Some of you have asked about life in Addis Ababa. Here are a few highlights:
Addis sprawls over the foothills of the Entoto Mountains. The city sits at nearly 8000 feet elevation – – third highest capital in the world. That high altitude makes my morning jog feel like a marathon. Half an hour and I am totally bushed.
The city is a crowded urban concentration (3 million), but there are touches of countryside within – – like the goat market (about $50 for a goat) just down the street from my hotel. The goat market is adjacent to donkey market (more than twice that price for a donkey.) One morning a rural visitor was herding cows down the street. Maybe fifteen cows, big horns, looked like long horned Texas steers. I crossed to the other side of the street.
We have had three, all-day, electrical outages in the 10 days I have been here. Much of Ethiopia’s electricity is derived from hydropower and as we are nearing the end of the eight month dry season, the reservoirs that drive the turbines are running low. Consequently, I am told that one should expect an outage every several days – – sort of rolls through Addis on an unpredictable basis.
Getting money in Addis is a regular challenge. ATMs exist but are exceedingly sparse and often don’t have money to dispense. There is virtually no acceptance of credit cards (outside of the big international hotels like Hilton and Sheraton.) Just a handful of banks accept travelers’ checks. Consequently, one must bring all the cash one needs – – sort of a problem for a long stay – – or make special trips to the few travelers-check-accepting banks.

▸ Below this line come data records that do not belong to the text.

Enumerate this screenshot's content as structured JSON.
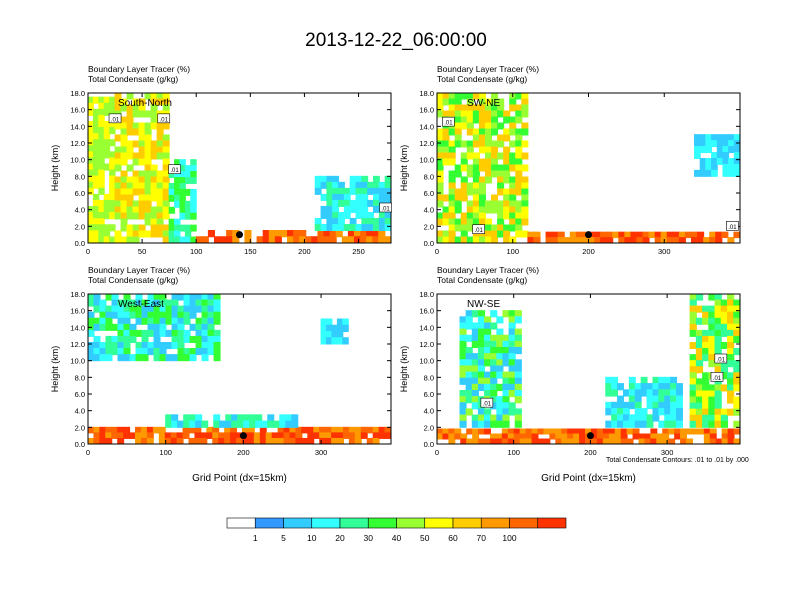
{
  "title": "2013-12-22_06:00:00",
  "colors": {
    "palette": [
      "#ffffff",
      "#3399ff",
      "#33ccff",
      "#33ffff",
      "#33ff99",
      "#33ff33",
      "#99ff33",
      "#ffff00",
      "#ffcc00",
      "#ff9900",
      "#ff6600",
      "#ff3300"
    ],
    "contour": "#000000",
    "marker": "#000000"
  },
  "chart_data": [
    {
      "type": "heatmap",
      "label": "South-North",
      "header": [
        "Boundary Layer Tracer    (%)",
        "Total Condensate    (g/kg)"
      ],
      "ylabel": "Height (km)",
      "xlabel": "",
      "xlim": [
        0,
        280
      ],
      "ylim": [
        0,
        18
      ],
      "xticks": [
        "0",
        "50",
        "100",
        "150",
        "200",
        "250"
      ],
      "xtick_values": [
        0,
        50,
        100,
        150,
        200,
        250
      ],
      "yticks": [
        "0.0",
        "2.0",
        "4.0",
        "6.0",
        "8.0",
        "10.0",
        "12.0",
        "14.0",
        "16.0",
        "18.0"
      ],
      "contour_labels": [
        {
          "text": ".01",
          "x": 25,
          "y": 14.9
        },
        {
          "text": ".01",
          "x": 70,
          "y": 14.9
        },
        {
          "text": ".01",
          "x": 80,
          "y": 8.8
        },
        {
          "text": ".01",
          "x": 275,
          "y": 4.2
        }
      ],
      "marker": {
        "x": 140,
        "y": 1.0
      },
      "regions": [
        {
          "x0": 0,
          "x1": 25,
          "y0": 0,
          "y1": 17.5,
          "level": [
            6,
            7
          ]
        },
        {
          "x0": 25,
          "x1": 75,
          "y0": 0,
          "y1": 18,
          "level": [
            6,
            8
          ]
        },
        {
          "x0": 75,
          "x1": 100,
          "y0": 0,
          "y1": 10,
          "level": [
            3,
            5
          ]
        },
        {
          "x0": 100,
          "x1": 280,
          "y0": 0,
          "y1": 1.5,
          "level": [
            9,
            11
          ]
        },
        {
          "x0": 210,
          "x1": 280,
          "y0": 1.5,
          "y1": 8,
          "level": [
            2,
            4
          ]
        }
      ]
    },
    {
      "type": "heatmap",
      "label": "SW-NE",
      "header": [
        "Boundary Layer Tracer    (%)",
        "Total Condensate    (g/kg)"
      ],
      "ylabel": "Height (km)",
      "xlabel": "",
      "xlim": [
        0,
        400
      ],
      "ylim": [
        0,
        18
      ],
      "xticks": [
        "0",
        "100",
        "200",
        "300"
      ],
      "xtick_values": [
        0,
        100,
        200,
        300
      ],
      "yticks": [
        "0.0",
        "2.0",
        "4.0",
        "6.0",
        "8.0",
        "10.0",
        "12.0",
        "14.0",
        "16.0",
        "18.0"
      ],
      "contour_labels": [
        {
          "text": ".01",
          "x": 15,
          "y": 14.5
        },
        {
          "text": ".01",
          "x": 55,
          "y": 1.6
        },
        {
          "text": ".01",
          "x": 390,
          "y": 2.0
        }
      ],
      "marker": {
        "x": 200,
        "y": 1.0
      },
      "regions": [
        {
          "x0": 0,
          "x1": 120,
          "y0": 0,
          "y1": 18,
          "level": [
            5,
            8
          ]
        },
        {
          "x0": 120,
          "x1": 400,
          "y0": 0,
          "y1": 1.3,
          "level": [
            9,
            11
          ]
        },
        {
          "x0": 340,
          "x1": 400,
          "y0": 8,
          "y1": 13,
          "level": [
            2,
            3
          ]
        }
      ]
    },
    {
      "type": "heatmap",
      "label": "West-East",
      "header": [
        "Boundary Layer Tracer    (%)",
        "Total Condensate    (g/kg)"
      ],
      "ylabel": "Height (km)",
      "xlabel": "Grid Point (dx=15km)",
      "xlim": [
        0,
        390
      ],
      "ylim": [
        0,
        18
      ],
      "xticks": [
        "0",
        "100",
        "200",
        "300"
      ],
      "xtick_values": [
        0,
        100,
        200,
        300
      ],
      "yticks": [
        "0.0",
        "2.0",
        "4.0",
        "6.0",
        "8.0",
        "10.0",
        "12.0",
        "14.0",
        "16.0",
        "18.0"
      ],
      "contour_labels": [],
      "marker": {
        "x": 200,
        "y": 1.0
      },
      "regions": [
        {
          "x0": 0,
          "x1": 170,
          "y0": 10,
          "y1": 18,
          "level": [
            2,
            5
          ]
        },
        {
          "x0": 0,
          "x1": 390,
          "y0": 0,
          "y1": 2,
          "level": [
            9,
            11
          ]
        },
        {
          "x0": 100,
          "x1": 270,
          "y0": 2,
          "y1": 3.5,
          "level": [
            2,
            4
          ]
        },
        {
          "x0": 300,
          "x1": 335,
          "y0": 12,
          "y1": 15,
          "level": [
            2,
            3
          ]
        }
      ]
    },
    {
      "type": "heatmap",
      "label": "NW-SE",
      "header": [
        "Boundary Layer Tracer    (%)",
        "Total Condensate    (g/kg)"
      ],
      "ylabel": "Height (km)",
      "xlabel": "Grid Point (dx=15km)",
      "xlim": [
        0,
        395
      ],
      "ylim": [
        0,
        18
      ],
      "xticks": [
        "0",
        "100",
        "200",
        "300"
      ],
      "xtick_values": [
        0,
        100,
        200,
        300
      ],
      "yticks": [
        "0.0",
        "2.0",
        "4.0",
        "6.0",
        "8.0",
        "10.0",
        "12.0",
        "14.0",
        "16.0",
        "18.0"
      ],
      "contour_labels": [
        {
          "text": ".01",
          "x": 65,
          "y": 4.9
        },
        {
          "text": ".01",
          "x": 370,
          "y": 10.2
        },
        {
          "text": ".01",
          "x": 365,
          "y": 8.0
        }
      ],
      "marker": {
        "x": 200,
        "y": 1.0
      },
      "regions": [
        {
          "x0": 0,
          "x1": 395,
          "y0": 0,
          "y1": 1.8,
          "level": [
            9,
            11
          ]
        },
        {
          "x0": 30,
          "x1": 110,
          "y0": 2,
          "y1": 16,
          "level": [
            2,
            6
          ]
        },
        {
          "x0": 220,
          "x1": 320,
          "y0": 2,
          "y1": 8,
          "level": [
            2,
            4
          ]
        },
        {
          "x0": 330,
          "x1": 395,
          "y0": 2,
          "y1": 18,
          "level": [
            4,
            8
          ]
        }
      ],
      "note": "Total Condensate Contours: .01 to .01 by .000"
    }
  ],
  "colorbar": {
    "labels": [
      "1",
      "5",
      "10",
      "20",
      "30",
      "40",
      "50",
      "60",
      "70",
      "100"
    ]
  }
}
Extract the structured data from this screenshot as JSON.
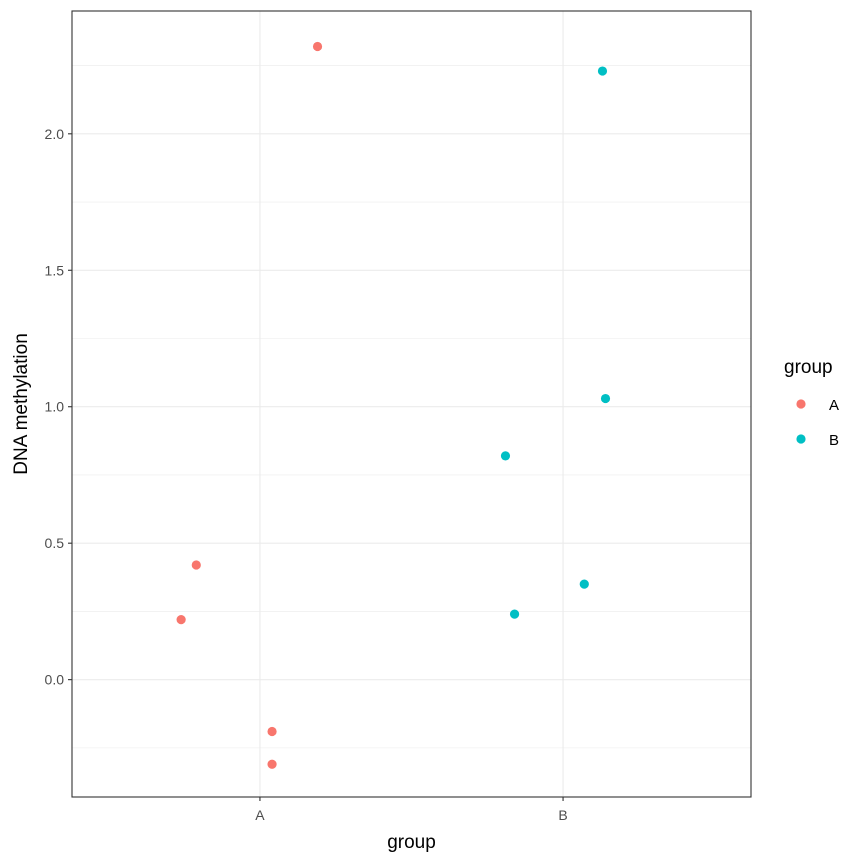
{
  "chart_data": {
    "type": "scatter",
    "xlabel": "group",
    "ylabel": "DNA methylation",
    "categories": [
      "A",
      "B"
    ],
    "x_jitter_range": [
      0.38,
      2.62
    ],
    "ylim": [
      -0.43,
      2.45
    ],
    "y_ticks": [
      0.0,
      0.5,
      1.0,
      1.5,
      2.0
    ],
    "y_tick_labels": [
      "0.0",
      "0.5",
      "1.0",
      "1.5",
      "2.0"
    ],
    "grid": true,
    "legend": {
      "title": "group",
      "position": "right",
      "entries": [
        "A",
        "B"
      ]
    },
    "colors": {
      "A": "#F8766D",
      "B": "#00BFC4"
    },
    "series": [
      {
        "name": "A",
        "points": [
          {
            "x": 1.19,
            "y": 2.32
          },
          {
            "x": 0.79,
            "y": 0.42
          },
          {
            "x": 0.74,
            "y": 0.22
          },
          {
            "x": 1.04,
            "y": -0.19
          },
          {
            "x": 1.04,
            "y": -0.31
          }
        ]
      },
      {
        "name": "B",
        "points": [
          {
            "x": 2.13,
            "y": 2.23
          },
          {
            "x": 2.14,
            "y": 1.03
          },
          {
            "x": 1.81,
            "y": 0.82
          },
          {
            "x": 2.07,
            "y": 0.35
          },
          {
            "x": 1.84,
            "y": 0.24
          }
        ]
      }
    ]
  }
}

Cashing a travelers’ check is a bit more bureaucratic than in the west. For those of you who recall cashing a travelers’ check, the procedure was simple: Go to the teller, show ID, sign the check, receive money.
Here in Ethiopia we have some additional steps: Go to bank officer’s desk. Give up passport and travelers check to be Xeroxed. Sign check. Xerox again. Bank office then fills out comprehensive form – in triplicate with carbon paper. Returns passport, hands over a numbered metal token. Wait in main lobby, 5 to 30 minutes, until number matching the token flashes on teller’s screen. Go to teller, collect money. Go back to hotel and take a nap after this ordeal.
And finally, a word about names: In this very Christian nation, a few names are recognizable from the bible: Samson and Solomon. A few others have biblical or saintly roots that require some head scratching: Yohannis (John) and Gyorgis (George). However, most are totally unfamiliar: Worku, Workeneh, Girma, Shimeles, Yikanu. Here is a quick test, identify the lone female name above. I have taken to writing down the name of each person I meet so that I can (sort of) remember them and keep them straight.
By the way, if you selected Yikanu, you are correct.